Larkin laughed. "Oh, that Texas cyclone is as wild as a range horse and is due to get potted any minute. In fact, he's overdue. He's a balloon busting fool, and no one can stop him. He has nine of them to his credit and every time he goes out he comes back with his plane in shreds and just barely holding together. You'd think it would cure him, but he eats shrapnel. Has two planes to his credit, but he doesn't go in for planes.
He cuts formation exactly like you used to, Shrimp, and goes off high, wide and lonesome, looking for sausages. He got one just this morning, and I give you my word his ship looked like a sieve when he came in. The Major threatens to ground him if he doesn't quit cutting formation, but he's only bluffing. He's as proud as the rest of us."
"So Cowan is all right?" Red asked.
"He sure is _all right_," Larkin enthused. "He's an intolerable old fuss budget and hard to get along with when on the ground or out of action, but he's square, he's developed into a real commander, and he's got sand a-plenty. He's coming down to see you to-morrow--and that's going some for Cowan. He likes you a lot."
Red colored, and to change the subject, asked, "What about Hampden?
Didn't I see him go down just before I caught it?"
"Yes. Flamer. Poor devil!"
To Red's mind came the picture of Siddons, fleeing from the field of action a few minutes before the tragic death of the only man in the squadron who really called him friend. Friend, indeed!
"I suppose Siddons is still on top," McGee said, somewhat bitterly. "His kind never get it."
A troubled look spread over Larkin's face. "You know," he began slowly, "none of us can figure out that fellow. He didn't get back to the squadron that day until just at dark. The news of Hampden's death seemed to daze him, but he didn't say a word. Two days later he left the squadron, and we thought he was gone for good--grounded for keeps or sent home. But yesterday he turned up again, big as life. If Cowan is displeased, he doesn't show it. We can't figure it out."
"I can!" McGee flared, then suddenly remembered that Cowan had charged him with absolute secrecy concerning the discoveries he had made.
"Well then, what's the dope?" Larkin asked.
"Oh, he's got a heavy drag somewhere," Red replied, remembering that he had pa.s.sed his word to Major Cowan. "What about Hank Porter?" he asked, to shift the subject.

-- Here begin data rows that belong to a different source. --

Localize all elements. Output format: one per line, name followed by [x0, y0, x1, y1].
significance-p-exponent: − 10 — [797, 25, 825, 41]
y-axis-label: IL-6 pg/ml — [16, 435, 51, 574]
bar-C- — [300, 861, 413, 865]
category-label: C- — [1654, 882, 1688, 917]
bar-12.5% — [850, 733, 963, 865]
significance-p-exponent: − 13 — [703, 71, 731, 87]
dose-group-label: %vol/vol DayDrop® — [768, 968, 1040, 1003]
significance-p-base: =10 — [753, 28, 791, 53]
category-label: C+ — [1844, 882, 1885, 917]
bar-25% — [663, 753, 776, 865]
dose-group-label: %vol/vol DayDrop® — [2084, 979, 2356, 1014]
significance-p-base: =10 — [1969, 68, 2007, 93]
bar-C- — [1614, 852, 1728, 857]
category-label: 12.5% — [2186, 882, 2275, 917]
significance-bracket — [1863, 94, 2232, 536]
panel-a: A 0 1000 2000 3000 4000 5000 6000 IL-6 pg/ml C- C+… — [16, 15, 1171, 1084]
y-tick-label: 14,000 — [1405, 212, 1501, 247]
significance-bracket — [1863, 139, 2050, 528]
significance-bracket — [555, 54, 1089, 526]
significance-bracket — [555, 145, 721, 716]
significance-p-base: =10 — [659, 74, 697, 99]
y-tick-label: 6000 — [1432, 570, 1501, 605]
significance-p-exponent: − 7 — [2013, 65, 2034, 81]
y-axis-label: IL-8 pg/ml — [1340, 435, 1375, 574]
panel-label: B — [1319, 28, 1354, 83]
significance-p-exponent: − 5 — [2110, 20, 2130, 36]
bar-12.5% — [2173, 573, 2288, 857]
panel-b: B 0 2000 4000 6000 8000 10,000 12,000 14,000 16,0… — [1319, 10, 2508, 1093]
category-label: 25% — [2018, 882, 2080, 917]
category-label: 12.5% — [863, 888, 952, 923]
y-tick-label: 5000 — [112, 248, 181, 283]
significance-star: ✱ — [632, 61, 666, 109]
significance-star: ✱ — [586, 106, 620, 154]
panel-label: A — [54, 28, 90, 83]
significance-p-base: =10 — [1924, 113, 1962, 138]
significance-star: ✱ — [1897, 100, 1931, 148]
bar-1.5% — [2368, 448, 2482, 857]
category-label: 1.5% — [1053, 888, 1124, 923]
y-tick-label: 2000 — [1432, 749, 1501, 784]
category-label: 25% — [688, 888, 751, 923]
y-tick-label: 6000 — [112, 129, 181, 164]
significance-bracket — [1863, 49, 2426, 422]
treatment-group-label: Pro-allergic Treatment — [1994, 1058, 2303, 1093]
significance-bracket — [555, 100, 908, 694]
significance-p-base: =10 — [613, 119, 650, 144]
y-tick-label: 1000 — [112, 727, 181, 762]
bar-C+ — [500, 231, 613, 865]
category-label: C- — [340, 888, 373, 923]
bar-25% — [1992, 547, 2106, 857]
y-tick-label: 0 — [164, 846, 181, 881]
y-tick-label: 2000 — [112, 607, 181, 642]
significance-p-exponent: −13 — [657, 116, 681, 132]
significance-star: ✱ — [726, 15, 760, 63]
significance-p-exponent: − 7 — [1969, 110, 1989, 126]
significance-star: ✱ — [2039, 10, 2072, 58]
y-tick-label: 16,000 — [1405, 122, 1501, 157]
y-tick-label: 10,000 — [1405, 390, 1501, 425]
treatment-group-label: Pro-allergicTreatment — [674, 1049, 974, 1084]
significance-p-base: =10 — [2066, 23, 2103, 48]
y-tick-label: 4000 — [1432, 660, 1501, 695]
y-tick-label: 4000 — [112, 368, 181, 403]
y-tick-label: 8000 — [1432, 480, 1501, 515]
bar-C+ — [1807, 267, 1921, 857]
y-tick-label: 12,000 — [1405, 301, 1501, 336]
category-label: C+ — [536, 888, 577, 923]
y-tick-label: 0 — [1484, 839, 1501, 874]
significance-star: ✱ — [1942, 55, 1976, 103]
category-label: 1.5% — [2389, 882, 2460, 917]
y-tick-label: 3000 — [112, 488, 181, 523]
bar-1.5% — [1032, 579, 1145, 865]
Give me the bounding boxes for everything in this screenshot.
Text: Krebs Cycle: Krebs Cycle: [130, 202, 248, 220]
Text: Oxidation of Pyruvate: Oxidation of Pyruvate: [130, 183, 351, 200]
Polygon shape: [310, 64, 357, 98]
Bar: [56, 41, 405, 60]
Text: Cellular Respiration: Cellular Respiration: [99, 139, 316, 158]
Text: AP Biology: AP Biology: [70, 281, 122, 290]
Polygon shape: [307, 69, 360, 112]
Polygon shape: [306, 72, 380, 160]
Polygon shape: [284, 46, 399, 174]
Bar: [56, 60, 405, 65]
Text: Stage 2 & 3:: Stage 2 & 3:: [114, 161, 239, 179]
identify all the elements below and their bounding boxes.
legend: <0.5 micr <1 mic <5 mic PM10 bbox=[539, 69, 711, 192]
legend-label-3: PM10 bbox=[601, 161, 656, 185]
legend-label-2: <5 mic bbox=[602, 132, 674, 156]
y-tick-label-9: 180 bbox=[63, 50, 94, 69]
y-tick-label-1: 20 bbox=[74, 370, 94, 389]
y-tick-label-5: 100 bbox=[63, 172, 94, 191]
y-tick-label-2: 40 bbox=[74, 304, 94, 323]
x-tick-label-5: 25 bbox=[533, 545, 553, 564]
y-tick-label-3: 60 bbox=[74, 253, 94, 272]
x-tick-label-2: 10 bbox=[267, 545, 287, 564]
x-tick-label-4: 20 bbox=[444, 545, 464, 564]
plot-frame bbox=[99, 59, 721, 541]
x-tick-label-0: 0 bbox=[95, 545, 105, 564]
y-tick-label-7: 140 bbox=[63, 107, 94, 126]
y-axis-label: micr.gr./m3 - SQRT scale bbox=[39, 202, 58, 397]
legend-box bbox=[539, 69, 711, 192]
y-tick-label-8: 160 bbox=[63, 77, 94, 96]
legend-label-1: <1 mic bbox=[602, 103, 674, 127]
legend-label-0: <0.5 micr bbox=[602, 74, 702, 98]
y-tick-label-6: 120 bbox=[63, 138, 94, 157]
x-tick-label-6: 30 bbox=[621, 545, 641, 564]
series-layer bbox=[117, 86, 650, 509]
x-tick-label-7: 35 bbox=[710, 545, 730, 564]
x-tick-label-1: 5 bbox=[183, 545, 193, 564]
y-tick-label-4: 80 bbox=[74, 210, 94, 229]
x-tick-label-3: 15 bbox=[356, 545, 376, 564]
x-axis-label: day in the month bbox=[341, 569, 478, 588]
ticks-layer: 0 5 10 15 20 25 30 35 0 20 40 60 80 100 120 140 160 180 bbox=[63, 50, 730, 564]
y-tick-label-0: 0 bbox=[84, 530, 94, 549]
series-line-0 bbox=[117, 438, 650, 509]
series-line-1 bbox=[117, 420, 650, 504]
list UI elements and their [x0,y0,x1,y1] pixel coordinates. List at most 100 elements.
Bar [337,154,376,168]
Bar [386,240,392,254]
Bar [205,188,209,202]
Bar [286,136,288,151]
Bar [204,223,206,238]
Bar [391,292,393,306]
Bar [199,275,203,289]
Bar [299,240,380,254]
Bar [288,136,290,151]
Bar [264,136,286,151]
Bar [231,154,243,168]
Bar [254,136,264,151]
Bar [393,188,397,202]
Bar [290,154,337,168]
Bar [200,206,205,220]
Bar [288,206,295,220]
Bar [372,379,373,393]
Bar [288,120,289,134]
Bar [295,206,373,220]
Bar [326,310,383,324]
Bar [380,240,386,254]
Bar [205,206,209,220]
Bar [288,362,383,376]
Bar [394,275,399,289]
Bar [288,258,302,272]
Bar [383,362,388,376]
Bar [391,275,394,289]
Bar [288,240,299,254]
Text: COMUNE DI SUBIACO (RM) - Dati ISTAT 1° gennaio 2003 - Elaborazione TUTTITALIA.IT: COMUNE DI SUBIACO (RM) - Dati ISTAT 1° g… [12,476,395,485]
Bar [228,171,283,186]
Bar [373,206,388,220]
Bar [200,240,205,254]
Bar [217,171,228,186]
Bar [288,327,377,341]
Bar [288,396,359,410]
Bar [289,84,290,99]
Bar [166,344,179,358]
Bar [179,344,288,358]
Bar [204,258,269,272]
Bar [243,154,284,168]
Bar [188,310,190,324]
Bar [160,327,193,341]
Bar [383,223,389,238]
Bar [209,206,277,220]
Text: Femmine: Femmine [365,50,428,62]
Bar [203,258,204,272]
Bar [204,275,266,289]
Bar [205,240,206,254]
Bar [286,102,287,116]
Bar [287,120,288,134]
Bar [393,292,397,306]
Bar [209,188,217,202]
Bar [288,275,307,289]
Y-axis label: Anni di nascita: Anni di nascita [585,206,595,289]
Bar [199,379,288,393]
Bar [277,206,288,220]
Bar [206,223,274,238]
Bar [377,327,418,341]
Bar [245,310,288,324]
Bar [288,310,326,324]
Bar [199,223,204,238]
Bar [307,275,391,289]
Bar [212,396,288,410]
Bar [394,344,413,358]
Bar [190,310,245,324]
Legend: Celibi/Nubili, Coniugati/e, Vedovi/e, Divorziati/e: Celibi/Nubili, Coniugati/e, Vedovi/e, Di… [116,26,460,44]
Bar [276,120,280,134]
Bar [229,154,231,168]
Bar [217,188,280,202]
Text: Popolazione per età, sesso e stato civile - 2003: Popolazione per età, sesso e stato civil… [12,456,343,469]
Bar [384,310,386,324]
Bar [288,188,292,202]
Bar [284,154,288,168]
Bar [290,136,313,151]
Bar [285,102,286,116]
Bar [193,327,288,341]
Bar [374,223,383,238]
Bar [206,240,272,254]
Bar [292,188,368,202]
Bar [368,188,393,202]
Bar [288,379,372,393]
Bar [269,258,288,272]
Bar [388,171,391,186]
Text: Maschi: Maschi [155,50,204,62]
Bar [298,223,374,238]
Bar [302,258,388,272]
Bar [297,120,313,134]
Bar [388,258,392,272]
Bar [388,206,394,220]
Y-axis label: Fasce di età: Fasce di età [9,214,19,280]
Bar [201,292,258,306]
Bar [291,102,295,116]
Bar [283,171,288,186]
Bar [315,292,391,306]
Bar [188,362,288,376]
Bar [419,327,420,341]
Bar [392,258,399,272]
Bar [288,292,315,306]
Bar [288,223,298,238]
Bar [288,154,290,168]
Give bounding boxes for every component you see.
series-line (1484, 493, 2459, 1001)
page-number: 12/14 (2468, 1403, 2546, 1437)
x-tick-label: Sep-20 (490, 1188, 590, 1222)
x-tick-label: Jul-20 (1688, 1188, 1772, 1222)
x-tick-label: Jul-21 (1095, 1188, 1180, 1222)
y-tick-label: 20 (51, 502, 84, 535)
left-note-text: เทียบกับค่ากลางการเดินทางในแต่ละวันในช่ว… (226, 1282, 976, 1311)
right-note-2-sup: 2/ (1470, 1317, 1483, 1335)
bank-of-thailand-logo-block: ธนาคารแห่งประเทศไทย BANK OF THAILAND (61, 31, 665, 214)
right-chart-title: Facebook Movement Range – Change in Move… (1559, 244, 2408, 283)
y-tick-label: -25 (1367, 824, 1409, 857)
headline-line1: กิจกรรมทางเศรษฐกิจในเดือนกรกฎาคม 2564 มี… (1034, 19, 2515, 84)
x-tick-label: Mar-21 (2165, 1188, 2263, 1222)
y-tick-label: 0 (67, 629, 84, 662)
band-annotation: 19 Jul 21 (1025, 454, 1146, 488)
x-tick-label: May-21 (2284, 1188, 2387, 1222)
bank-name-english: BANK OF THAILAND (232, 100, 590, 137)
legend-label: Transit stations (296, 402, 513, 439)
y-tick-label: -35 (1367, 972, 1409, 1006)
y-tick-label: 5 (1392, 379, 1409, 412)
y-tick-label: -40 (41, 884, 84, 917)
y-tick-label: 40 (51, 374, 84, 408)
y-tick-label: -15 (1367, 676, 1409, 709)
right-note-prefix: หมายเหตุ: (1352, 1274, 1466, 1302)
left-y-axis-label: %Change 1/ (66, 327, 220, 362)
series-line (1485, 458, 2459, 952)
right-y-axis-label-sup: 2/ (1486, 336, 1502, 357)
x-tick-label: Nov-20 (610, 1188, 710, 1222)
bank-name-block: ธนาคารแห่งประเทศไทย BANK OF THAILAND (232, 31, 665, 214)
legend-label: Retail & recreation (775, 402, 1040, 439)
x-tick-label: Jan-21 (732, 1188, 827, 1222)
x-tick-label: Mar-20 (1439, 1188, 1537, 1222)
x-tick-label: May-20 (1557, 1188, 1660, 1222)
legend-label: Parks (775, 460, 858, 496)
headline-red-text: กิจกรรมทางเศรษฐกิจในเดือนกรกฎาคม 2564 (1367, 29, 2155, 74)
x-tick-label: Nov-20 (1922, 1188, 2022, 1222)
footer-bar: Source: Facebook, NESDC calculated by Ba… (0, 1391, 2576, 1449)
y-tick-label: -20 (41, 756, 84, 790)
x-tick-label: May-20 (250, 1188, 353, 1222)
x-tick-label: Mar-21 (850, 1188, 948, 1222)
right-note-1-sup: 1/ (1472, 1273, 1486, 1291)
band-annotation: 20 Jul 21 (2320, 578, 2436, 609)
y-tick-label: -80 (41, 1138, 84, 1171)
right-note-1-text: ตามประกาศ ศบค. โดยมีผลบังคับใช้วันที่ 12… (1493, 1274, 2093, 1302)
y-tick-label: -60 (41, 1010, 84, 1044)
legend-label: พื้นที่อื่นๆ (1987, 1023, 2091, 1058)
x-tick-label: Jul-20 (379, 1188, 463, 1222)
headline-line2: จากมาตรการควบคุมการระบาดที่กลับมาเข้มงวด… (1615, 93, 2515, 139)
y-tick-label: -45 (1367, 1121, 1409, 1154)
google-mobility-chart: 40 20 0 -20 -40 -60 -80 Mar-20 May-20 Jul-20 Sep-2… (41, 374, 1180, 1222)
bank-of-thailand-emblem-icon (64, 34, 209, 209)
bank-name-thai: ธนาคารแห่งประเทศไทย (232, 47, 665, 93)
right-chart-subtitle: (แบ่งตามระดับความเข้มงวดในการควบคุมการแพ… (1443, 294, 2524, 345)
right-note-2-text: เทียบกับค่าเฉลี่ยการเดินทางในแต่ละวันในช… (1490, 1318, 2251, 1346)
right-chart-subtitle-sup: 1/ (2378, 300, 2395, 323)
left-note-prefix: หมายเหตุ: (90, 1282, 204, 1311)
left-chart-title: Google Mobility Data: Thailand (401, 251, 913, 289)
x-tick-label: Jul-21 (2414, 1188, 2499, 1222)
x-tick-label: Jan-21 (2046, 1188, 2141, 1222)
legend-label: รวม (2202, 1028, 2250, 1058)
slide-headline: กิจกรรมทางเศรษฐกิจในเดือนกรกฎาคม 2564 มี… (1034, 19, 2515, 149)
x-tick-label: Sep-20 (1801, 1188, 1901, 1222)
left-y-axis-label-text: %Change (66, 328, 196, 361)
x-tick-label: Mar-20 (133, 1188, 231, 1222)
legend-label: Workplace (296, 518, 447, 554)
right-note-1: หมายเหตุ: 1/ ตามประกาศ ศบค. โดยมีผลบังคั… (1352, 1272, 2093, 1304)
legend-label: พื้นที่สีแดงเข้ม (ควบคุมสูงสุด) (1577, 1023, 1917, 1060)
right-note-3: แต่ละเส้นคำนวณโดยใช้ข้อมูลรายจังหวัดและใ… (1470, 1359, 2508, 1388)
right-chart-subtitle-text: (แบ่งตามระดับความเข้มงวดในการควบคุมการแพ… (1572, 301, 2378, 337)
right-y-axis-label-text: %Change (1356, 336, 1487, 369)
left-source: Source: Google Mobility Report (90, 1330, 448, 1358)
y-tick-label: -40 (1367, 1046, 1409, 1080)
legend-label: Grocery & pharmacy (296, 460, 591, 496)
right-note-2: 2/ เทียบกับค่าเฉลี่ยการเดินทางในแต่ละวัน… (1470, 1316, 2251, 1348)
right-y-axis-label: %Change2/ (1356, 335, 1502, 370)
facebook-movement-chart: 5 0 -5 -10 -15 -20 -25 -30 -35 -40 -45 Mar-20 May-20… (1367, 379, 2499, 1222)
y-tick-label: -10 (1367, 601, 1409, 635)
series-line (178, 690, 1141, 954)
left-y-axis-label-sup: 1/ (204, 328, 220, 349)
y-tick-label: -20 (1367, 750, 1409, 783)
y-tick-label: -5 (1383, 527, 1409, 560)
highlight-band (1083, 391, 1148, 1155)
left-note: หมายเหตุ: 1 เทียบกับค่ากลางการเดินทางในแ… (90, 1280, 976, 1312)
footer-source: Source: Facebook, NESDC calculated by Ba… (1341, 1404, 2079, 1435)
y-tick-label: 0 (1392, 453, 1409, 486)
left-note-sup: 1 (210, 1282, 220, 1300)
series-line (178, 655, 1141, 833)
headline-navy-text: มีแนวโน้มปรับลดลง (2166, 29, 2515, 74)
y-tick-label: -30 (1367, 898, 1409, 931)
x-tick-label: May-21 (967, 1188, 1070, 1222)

Larkin shook his head, dismally. "Another one of Herzmann's Circus filled him full of lead, but he tooled his ship back home before he fainted from loss of blood. He's in a hospital for the rest of the war.
May never walk again."
McGee decided to do no more roll calling for the day. It was altogether too depressing. For a while they talked of lighter, commonplace things and then fell into that understanding silence that is possible only with those whose friendship is so firmly fixed that words add little to their communion.
Watching the swans that moved around the central fountain in stately procession, McGee fell to thinking how little those lovely creatures knew of tragedy and sorrow. Theirs was a world secure in beauty, unmarred by the things which man brings upon himself, and this was true because they knew nothing of avarice or grasping greed. Could it be that man, in all his pride, was one of the least sensible of G.o.d's creatures?